A new study has found that while most long-term vegans consume enough total protein, many fall short when it comes to key amino acids vital for health—particularly lysine and leucine. The research, published in PLOS One on April 16, 2025, was conducted by Bi Xue Patricia Soh and colleagues at Massey University in New Zealand.
Why Amino Acids Matter
Proteins are made of amino acids, the fundamental building blocks the body uses for numerous functions, including tissue repair and enzyme production. While the human body can make some amino acids on its own, nine indispensable amino acids must be obtained through diet.
Unlike animal-based proteins—which are typically complete and rich in all indispensable amino acids—plant-based foods often vary widely in amino acid composition. This variation can make it challenging for vegans to meet their needs without careful dietary planning.
The Study at a Glance
Researchers analyzed four-day food diaries from 193 long-term vegans in New Zealand. They assessed protein and amino acid intake using nutritional data from the USDA and the New Zealand FoodFiles database. The study went beyond simple protein intake, evaluating how much of the amino acids were actually digestible and absorbable—a factor often overlooked in prior research.
Key Findings:
75% of participants met the total daily protein requirements.
All nine indispensable amino acids were consumed in adequate amounts before considering digestibility.
Once digestibility was factored in, only about half of the participants met the daily requirements for lysine and leucine.
These two amino acids—especially critical for muscle repair, immune function, and protein synthesis—were found to be the most limiting in vegan diets.
Major Food Contributors
Among the foods eaten by participants, legumes and pulses (such as lentils, beans, and chickpeas) were the largest contributors to both total protein and lysine intake. However, even these rich sources weren’t always enough to meet daily digestible thresholds, particularly for people with higher protein demands.
Implications and Next Steps
This study shows that protein quality, not just quantity, should be a central focus in vegan dietary planning. Simply eating enough protein doesn’t guarantee that all essential amino acid needs are being met.

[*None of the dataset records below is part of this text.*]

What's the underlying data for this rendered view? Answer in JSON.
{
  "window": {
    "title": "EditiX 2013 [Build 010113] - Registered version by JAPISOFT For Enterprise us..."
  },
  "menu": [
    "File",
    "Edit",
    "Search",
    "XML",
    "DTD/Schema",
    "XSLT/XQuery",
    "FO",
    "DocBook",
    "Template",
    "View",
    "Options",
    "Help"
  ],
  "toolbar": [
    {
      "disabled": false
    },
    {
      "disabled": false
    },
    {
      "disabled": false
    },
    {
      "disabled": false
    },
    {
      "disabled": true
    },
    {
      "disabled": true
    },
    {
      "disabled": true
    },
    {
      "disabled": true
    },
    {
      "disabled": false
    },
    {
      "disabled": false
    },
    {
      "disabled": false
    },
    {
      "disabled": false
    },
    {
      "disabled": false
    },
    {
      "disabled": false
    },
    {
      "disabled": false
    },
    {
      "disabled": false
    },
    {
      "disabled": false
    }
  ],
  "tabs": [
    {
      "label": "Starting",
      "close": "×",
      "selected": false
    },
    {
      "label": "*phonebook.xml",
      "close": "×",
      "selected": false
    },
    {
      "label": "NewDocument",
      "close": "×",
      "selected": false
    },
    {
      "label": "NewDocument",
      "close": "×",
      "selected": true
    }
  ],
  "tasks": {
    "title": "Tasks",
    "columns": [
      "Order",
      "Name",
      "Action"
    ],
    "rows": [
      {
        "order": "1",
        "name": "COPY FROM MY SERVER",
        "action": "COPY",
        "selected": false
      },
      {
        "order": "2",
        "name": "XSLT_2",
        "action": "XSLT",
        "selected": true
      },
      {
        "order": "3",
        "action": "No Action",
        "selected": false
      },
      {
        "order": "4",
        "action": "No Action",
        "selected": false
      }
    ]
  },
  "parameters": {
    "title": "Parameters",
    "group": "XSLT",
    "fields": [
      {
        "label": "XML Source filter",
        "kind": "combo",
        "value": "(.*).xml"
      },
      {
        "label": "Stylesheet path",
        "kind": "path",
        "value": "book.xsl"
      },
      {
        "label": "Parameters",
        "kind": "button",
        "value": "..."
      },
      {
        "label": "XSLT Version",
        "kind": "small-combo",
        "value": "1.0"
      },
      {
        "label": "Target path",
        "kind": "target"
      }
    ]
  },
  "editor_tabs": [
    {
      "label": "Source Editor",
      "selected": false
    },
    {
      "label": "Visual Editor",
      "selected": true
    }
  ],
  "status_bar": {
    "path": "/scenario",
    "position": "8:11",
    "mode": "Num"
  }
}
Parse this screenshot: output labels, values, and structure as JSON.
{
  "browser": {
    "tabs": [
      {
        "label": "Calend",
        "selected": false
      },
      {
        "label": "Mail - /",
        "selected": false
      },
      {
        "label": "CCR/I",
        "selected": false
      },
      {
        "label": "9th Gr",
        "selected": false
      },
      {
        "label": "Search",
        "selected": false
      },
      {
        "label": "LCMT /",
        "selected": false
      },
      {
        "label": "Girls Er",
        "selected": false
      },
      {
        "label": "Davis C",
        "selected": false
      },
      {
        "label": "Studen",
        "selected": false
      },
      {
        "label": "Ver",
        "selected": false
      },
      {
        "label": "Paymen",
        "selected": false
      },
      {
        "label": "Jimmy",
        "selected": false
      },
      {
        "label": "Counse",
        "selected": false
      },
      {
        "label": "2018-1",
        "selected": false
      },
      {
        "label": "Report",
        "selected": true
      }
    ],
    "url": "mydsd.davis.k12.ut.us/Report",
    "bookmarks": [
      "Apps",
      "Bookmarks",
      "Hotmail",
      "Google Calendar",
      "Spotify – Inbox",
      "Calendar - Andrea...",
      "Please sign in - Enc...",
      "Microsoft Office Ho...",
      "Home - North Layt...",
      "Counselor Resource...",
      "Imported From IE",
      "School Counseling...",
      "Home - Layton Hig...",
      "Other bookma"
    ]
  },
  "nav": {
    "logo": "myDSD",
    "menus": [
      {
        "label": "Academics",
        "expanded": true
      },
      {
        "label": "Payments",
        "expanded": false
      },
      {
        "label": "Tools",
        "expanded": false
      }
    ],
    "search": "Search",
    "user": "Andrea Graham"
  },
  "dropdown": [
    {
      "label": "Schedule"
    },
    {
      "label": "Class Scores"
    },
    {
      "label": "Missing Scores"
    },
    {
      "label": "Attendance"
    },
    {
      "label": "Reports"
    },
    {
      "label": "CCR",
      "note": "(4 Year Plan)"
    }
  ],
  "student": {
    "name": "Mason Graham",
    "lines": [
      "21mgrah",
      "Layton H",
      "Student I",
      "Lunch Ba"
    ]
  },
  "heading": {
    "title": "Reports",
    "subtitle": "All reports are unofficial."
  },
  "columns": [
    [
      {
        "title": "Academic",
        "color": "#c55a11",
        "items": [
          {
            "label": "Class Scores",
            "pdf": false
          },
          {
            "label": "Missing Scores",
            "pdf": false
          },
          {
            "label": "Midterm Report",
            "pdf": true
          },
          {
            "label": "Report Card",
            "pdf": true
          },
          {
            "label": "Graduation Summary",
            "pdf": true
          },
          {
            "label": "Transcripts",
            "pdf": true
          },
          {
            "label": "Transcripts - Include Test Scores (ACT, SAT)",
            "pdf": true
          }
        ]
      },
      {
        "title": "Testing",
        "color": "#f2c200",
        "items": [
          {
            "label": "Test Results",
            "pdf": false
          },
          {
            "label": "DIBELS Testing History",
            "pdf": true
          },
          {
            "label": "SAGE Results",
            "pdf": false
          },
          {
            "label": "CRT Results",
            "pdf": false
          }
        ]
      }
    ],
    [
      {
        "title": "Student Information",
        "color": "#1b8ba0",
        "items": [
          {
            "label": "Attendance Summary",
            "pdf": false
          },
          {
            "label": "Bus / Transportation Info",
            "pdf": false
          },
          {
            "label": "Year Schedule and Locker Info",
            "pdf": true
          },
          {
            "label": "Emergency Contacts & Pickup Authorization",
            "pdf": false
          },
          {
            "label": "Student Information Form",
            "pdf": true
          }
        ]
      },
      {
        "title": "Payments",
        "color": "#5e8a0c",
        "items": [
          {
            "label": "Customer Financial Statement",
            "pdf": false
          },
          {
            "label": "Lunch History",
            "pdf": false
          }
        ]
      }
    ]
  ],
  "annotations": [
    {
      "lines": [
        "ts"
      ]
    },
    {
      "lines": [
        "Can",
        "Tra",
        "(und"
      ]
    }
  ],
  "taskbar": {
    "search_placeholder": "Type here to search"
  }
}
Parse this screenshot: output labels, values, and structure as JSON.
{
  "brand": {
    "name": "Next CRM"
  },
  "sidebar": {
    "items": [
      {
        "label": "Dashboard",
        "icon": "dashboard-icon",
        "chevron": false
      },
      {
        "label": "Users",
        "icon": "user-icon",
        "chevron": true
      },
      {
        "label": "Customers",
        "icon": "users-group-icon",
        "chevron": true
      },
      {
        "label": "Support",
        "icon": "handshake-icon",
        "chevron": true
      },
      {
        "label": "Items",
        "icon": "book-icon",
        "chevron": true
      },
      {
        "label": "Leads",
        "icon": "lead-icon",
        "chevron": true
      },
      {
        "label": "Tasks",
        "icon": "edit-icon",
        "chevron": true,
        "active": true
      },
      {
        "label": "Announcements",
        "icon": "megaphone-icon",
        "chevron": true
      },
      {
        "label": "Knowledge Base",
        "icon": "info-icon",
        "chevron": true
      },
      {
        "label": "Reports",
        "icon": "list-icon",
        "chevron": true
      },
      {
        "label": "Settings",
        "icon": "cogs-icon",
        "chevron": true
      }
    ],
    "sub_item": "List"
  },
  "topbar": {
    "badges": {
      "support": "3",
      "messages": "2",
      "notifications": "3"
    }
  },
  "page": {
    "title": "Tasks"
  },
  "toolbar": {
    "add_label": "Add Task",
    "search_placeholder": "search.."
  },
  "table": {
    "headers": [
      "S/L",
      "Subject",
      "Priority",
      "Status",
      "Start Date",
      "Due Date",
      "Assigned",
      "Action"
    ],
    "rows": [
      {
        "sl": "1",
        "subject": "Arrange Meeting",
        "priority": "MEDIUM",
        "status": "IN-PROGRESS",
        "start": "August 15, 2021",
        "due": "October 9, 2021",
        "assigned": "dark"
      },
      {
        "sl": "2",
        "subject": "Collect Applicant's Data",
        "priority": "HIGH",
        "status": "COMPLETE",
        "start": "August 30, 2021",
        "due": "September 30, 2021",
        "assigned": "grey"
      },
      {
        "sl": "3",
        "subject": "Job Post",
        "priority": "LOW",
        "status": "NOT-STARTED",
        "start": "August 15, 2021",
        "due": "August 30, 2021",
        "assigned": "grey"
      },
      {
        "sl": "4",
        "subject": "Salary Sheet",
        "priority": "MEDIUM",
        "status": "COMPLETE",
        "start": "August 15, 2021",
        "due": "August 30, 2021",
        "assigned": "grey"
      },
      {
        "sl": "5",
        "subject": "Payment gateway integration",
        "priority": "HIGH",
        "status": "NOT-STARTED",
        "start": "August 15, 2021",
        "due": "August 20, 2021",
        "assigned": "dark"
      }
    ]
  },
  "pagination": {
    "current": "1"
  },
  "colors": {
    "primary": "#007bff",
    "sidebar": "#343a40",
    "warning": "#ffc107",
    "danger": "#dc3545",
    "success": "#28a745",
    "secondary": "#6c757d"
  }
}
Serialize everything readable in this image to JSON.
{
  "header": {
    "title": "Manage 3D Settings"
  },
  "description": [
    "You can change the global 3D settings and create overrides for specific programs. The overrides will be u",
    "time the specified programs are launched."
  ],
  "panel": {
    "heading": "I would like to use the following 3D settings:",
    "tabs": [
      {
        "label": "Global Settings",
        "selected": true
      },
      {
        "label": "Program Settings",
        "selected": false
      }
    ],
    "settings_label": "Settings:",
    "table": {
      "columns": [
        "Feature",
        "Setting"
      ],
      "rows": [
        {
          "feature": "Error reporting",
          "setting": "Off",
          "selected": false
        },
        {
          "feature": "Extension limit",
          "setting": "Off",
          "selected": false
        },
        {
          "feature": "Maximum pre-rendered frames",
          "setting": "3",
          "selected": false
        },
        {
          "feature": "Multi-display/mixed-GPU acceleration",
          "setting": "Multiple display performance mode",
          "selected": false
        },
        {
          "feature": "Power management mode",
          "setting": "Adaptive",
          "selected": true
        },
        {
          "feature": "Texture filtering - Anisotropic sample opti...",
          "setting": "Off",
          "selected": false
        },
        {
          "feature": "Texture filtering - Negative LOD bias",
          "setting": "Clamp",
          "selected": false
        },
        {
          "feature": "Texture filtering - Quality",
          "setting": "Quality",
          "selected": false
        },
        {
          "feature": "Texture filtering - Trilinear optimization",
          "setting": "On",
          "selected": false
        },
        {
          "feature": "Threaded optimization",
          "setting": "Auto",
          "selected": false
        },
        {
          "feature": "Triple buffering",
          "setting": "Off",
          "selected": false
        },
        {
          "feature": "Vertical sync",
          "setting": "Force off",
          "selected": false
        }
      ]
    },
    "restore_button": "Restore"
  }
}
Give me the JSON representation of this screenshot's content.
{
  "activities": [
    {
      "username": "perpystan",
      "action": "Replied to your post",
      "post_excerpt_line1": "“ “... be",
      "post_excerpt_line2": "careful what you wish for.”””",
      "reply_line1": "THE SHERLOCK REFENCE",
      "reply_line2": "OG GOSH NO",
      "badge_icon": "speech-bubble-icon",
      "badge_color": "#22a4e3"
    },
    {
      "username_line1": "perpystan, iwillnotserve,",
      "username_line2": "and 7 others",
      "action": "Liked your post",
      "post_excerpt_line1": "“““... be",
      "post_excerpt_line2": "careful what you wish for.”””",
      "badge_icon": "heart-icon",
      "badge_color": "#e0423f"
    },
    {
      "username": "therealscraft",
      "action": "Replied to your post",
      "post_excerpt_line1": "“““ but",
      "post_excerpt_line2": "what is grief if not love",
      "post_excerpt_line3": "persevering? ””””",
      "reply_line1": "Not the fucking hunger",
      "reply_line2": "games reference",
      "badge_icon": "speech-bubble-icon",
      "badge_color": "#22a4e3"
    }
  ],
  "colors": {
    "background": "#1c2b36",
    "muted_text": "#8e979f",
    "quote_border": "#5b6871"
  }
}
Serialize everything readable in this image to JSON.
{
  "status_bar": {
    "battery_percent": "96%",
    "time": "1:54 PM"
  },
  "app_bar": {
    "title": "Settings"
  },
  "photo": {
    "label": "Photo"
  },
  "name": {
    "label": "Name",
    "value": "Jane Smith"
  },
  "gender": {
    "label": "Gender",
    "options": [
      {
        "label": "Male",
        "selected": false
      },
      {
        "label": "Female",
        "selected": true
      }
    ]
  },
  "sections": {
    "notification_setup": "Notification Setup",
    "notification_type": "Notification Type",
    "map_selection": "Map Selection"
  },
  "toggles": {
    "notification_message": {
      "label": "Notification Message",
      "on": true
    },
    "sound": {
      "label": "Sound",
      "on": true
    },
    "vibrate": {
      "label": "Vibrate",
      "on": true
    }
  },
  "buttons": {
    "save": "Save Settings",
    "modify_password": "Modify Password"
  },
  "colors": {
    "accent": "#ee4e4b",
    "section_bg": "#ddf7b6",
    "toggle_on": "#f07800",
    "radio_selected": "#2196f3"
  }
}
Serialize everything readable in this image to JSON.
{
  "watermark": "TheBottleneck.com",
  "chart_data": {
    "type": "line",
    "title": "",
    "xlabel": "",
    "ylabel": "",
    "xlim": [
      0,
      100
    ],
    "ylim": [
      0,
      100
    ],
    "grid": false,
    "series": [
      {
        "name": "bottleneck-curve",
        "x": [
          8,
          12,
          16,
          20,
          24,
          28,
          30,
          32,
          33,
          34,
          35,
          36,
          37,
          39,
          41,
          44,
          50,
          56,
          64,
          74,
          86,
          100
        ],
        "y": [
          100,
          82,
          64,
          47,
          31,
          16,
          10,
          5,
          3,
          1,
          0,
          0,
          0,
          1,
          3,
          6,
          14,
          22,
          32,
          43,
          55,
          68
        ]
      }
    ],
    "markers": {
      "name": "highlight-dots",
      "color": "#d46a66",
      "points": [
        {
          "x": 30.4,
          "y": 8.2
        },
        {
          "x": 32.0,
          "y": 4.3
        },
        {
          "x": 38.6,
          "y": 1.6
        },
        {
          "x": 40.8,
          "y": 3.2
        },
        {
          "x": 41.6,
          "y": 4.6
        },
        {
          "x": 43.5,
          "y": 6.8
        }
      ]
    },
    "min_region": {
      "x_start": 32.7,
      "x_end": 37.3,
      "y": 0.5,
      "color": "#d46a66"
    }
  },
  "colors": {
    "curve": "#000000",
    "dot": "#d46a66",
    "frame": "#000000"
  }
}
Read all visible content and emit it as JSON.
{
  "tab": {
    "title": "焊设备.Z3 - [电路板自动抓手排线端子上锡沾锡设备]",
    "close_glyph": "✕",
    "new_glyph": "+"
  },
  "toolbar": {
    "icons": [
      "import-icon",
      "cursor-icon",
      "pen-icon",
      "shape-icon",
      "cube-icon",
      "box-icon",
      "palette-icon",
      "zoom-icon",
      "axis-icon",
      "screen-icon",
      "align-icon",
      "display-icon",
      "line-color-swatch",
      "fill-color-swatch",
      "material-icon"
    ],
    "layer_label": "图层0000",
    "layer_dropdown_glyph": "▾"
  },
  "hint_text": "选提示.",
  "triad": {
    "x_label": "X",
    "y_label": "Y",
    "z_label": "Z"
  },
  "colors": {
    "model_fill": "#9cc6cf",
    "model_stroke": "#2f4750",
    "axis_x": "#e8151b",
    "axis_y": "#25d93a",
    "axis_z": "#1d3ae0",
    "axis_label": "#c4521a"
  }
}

The authors recommend further research to:
Develop nutritionally balanced vegan meal plans that ensure adequate lysine and leucine intake.
Explore plant-based protein combinations that optimize amino acid profiles.
Investigate whether supplementation or fortified foods could play a role for high-risk individuals, such as athletes or children.
Conclusion
For vegans, this study is a timely reminder to think beyond grams of protein and focus on amino acid diversity and digestibility. Thoughtful choices—especially around legumes and varied plant proteins—can go a long way in maintaining a nutritionally complete diet.